Gastroenteritis broadly refers to infections of the gastrointestinal tract, most often involving the small intestine, caused by bacteria, viruses, parasites or toxins (mushrooms). Stomach flu is simply another name for gastroenteritis and is not related to the influenza virus apart from sharing a few similar symptoms, such as fever and aches.

How do you know what type of infection you have?

Food poisoning is generally caused by bacteria in contaminated food. Symptoms are usually triggered within hours of eating the offending food due to the toxins released by the bacteria, particularly when the infection is caused by staphylococcus or salmonella bacteria.  
Symptoms of viral gastroenteritis usually start between six and 48 hours after direct or indirect contact with a virus. Norovirus is most common in adults, while rotavirus is most common among babies and young children. Gastroenteritis is highly contagious and there is unfortunately no miracle cure. You usually need to wait for the symptoms to go away, this takes about two days in most cases.
We now know the different causes but is still extremely difficult to tell the difference between food poisoning and gastroenteritis. Food poisoning tends to start more dramatically with a sudden onset of severe symptoms, usually about one hour after eating. This suspicion is reinforced by several people becoming ill at the same time. A stool sample can determine if the infection is caused by a virus or bacteria.
Patient history is also essential, with details about infectious contact involving family and friends as well as the food eaten.

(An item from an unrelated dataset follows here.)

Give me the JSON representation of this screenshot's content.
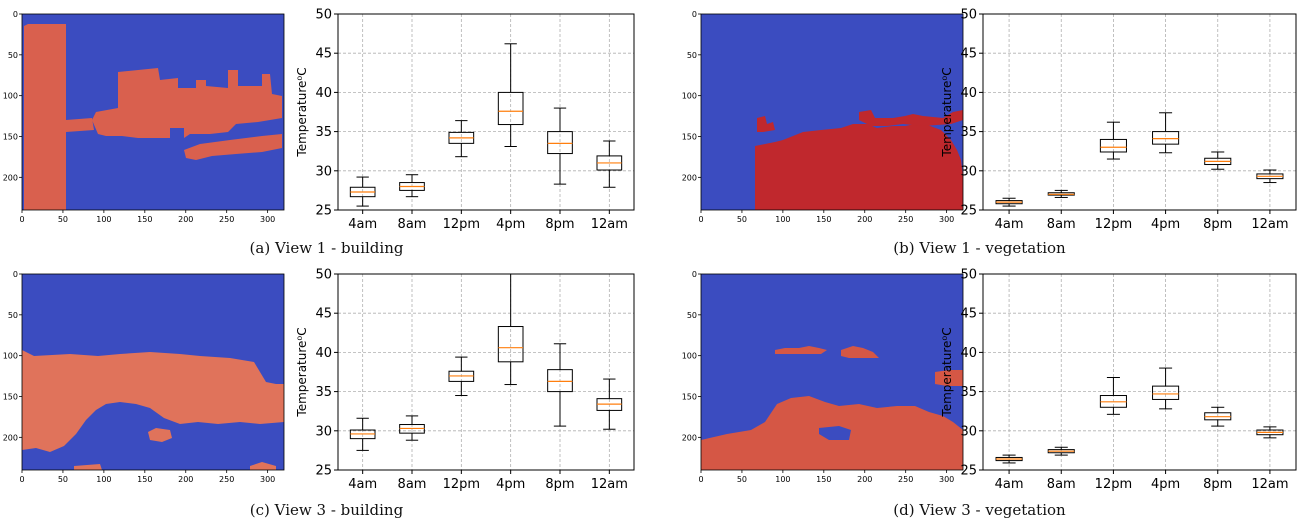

How can you treat the infection?

Young children and the elderly are particularly at risk of complications, such as dehydration, during acute symptoms and therefore need immediate medical care.
You should also see a doctor if you notice blood in your stool or have a high fever.
If you have eaten mushrooms, you must see a doctor as soon as possible as approximately a hundred species contain toxins that can be fatal. 
Moderate symptoms, such as a few episodes of vomiting with less than ten episodes of diarrhoea in 24 hours, can be managed at home by monitoring your fluid and food intake. Drink plenty of fluids, choose starchy foods like rice and avoid dairy products, meat, spicy foods, sugar and fat.

How can you prevent gastroenteritis?

You cannot always avoid getting gastroenteritis, but good hygiene will definitely reduce the risk. Wash your hands properly and regularly, remembering to wash both sides and between your fingers really well. Use hand sanitiser between washes. Change your bedding regularly, avoid sharing cutlery and towels and be careful when preparing meals.  Clean and disinfect bathroom surfaces after each use.